しかし、手を持ち上げようとしたところでベルフラウの胸につっかえて止まってしまった。
「ん〜?」
「ひゃっ」
 無造作に胸をまさぐられ、ベルフラウは思わず胸を押さえて飛びずさった。恨みがまし
く睨むが、当のレックスはぽりぽりと耳を掻いている。
「…………」
 なんとなく、ベルフラウはこの男を叩き起こしてやりたい気分になったが、そこはオニ
ビの「ビィビィ……」という慰めで自制する。
 と。
「ビ?」
「どうしたの?」
 ベルフラウが再び未知なる男部屋の探索に乗り出そうとした時、オニビが何かを発見し
て声を上げた。先ほどまではレックスの背中側隠れていてわからなかったのだが、今寝返
りを打ったことで一冊の本が視界に入ったのだ。
 オニビがそれを持ち上げ、ベルフラウに表紙を見せる。
 少女の目が点になり。
 ――次の瞬間には激しく吊りあがった。

                ※

「あん? 何してんだよ先生?」
 その日、釣りから帰ってきたカイルは、船の外に立つレックスを見て怪訝そうな顔をし
た。レックスは、カイルが持っている魚を入れたバケツよりも大きなバケツを両手に一つ
ずつ提げており、非常に情けない顔で佇んでいたのである。
「先生も釣りでもしてきたのか……っておい、なんで水の入ったバケツ持たされてんだよ」
「それが……」
 ずーんと肩を落としたレックスは言い淀んだが、結局カイルに事情を話すことにした。
「昨日ジャキーニさんが、英気を養えって秘蔵の『特選魚介美女』って本を貸してくれた
んだけど……」
「おお。あのナイスバディな海の女特集な。どうだ、先生の好みの女は――」
「ベルフラウに見つかった……」
「…………」
 笑顔で挙げたカイルの手は、深い同情の瞳でレックスの肩に下ろされた。
 ポン、という軽い音が虚しく波の音の中に混じり、レックスは深い深いため息をついた。
「廊下に立ってなさい、どかん」
「蹴られたか」
「蹴られたよ」
「バケツか」
「バケツだよ」
「本、読んだのか?」
 力なく、レックスは首を横に振った。
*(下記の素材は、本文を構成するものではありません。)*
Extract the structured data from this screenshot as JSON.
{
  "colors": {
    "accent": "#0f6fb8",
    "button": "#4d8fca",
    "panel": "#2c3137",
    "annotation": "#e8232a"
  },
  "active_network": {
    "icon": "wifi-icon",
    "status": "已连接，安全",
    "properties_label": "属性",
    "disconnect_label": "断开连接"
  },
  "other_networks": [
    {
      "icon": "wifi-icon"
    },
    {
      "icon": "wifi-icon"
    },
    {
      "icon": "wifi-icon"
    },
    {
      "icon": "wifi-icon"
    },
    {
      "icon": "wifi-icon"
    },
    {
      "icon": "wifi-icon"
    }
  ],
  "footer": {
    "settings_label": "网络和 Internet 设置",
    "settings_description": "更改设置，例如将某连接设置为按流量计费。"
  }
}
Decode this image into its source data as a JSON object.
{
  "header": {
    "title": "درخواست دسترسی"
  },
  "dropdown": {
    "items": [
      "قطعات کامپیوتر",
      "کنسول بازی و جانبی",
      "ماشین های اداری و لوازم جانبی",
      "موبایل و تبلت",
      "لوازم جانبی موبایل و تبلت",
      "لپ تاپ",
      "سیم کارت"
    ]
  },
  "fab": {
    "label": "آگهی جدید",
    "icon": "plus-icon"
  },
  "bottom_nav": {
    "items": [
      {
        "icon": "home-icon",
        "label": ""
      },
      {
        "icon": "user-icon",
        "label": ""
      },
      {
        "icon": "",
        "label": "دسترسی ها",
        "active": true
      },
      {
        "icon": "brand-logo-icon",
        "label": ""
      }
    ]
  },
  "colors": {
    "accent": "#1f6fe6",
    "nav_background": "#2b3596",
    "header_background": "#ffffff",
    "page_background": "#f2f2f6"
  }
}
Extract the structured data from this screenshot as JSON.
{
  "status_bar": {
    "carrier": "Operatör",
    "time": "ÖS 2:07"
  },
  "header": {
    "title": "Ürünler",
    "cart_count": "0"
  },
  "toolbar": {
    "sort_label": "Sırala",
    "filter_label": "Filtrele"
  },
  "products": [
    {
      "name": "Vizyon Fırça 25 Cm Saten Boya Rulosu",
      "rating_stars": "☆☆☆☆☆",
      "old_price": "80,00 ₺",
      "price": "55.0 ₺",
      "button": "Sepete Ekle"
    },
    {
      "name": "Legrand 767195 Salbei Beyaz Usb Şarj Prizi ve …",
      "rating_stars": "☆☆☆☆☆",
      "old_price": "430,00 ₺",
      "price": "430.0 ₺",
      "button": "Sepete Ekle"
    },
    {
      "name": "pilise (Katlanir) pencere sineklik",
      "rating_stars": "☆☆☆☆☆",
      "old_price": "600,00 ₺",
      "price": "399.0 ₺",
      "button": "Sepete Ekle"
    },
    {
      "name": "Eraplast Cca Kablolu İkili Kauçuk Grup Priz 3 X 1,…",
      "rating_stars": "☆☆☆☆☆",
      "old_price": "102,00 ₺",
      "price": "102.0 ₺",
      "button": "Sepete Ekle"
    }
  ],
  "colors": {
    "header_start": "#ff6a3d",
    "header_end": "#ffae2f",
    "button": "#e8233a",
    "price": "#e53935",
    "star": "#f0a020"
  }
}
さらにカイルの瞳に憐憫の色が混じる。
 ふう、とカイルは腰に手を当てて空を見上げた。
「先生よぉ」
「うん」
「見ろよ、空が蒼いぜ」
 言われ、レックスは上を見た。昼時の現在、太陽を中天に置いた青空は、まさに眩しい
という言葉が似合う。その光に目を細めながら青空と白い雲を眺めたレックスは、身体に
染み入る楽園の陽射しの中で、苦笑するのだった。
「うん……本当だ」
「ま、がんばれよ」
「あ、カイル」
「あん?」
「ジャキーニさんになんて謝ったらいいかな。紛失したって伝えたいんだけど」
「……没収かよ」
 今日はレックスのおかずを一品増やしてやろうと思う、カイルだった。

                ※

 さて、本の行方であるが。
「うわ、すっごーい。見て見て、この人なんかこんなに胸が大きいのに腰はこんな。何食
べてるのかなぁ〜?」
 問題の本をテーブルの上に広げて、ソノラが歓声を上げていた。他にも島の主だった女
性たちが集まり、わいわいと騒ぎ立てている。
「ほう……先生殿がこのようなおなごが好みとは、意外じゃったな」
 とミスミが言えば、
「彼も健全な男性なんだから、生理的な問題からもこのような本を持っていたとしてもま
ったくおかしくないわ。ただ、少し趣味が偏っていることは認めざるを得ないわね」
 アルディラが眼鏡を煌めかせて分析し、
「データベースにアクセス……巨にゅ――」
 クノンが口を開きかけてアルディラにばってんシールを貼り付けられ、
「……はあ」
 ファリエルは、ページの豊満な身体つきの女性と自分の身体を何度も視線で往復させて
は絶望的なため息をつき、
「斬る」
 アズリアが剣を片手に部屋を出ていったが誰も止めず、
「ふっふっふっ」
 メイメイはその見事な肢体でポーズを取って見せ、ソノラ、ファリエル、ベルフラウか
ら殺人的な視線を浴びせかけられていた。
 そして、ベルフラウだ。
「んぐんぐんぐ……っ」
 大きな真鍮のジョッキで白い牛乳を飲み干し、少女はダーンとそのジョッキをテーブル
に打ち下ろした。
「うう〜、不味いわね。なんで私がこんなもの飲まないといけないのよ!」
 牛乳嫌いの少女は、怨念がこもった視線で大量の牛乳が入ったピッチャーを睨む。だが、
すぐに取っ手を掴むと、再びジョッキに牛乳を注ぎいれる。
「それもこれも、それもこれも、それもこれも……っ。全部先生のせいなんだから!」
 一気にジョッキをあおる。苦手なものを飲む辛さに涙まで流していたが、それはそれで
幸せなのではないかと、周りの者は思ったりもしたのだが。
 ――とばっちりが怖くて、言い出せなかったりした。
 ともあれ、こうしてベルフラウは毎日大量の牛乳を飲むようになるのだが、その成果が
出たかどうかは、推して知るべし、である。
 そして。
「ところで、なんで先生の眼鏡してるの?」
「知りません」
 ソノラの問いかけに、ベルフラウは唇を尖らせて言うのだった。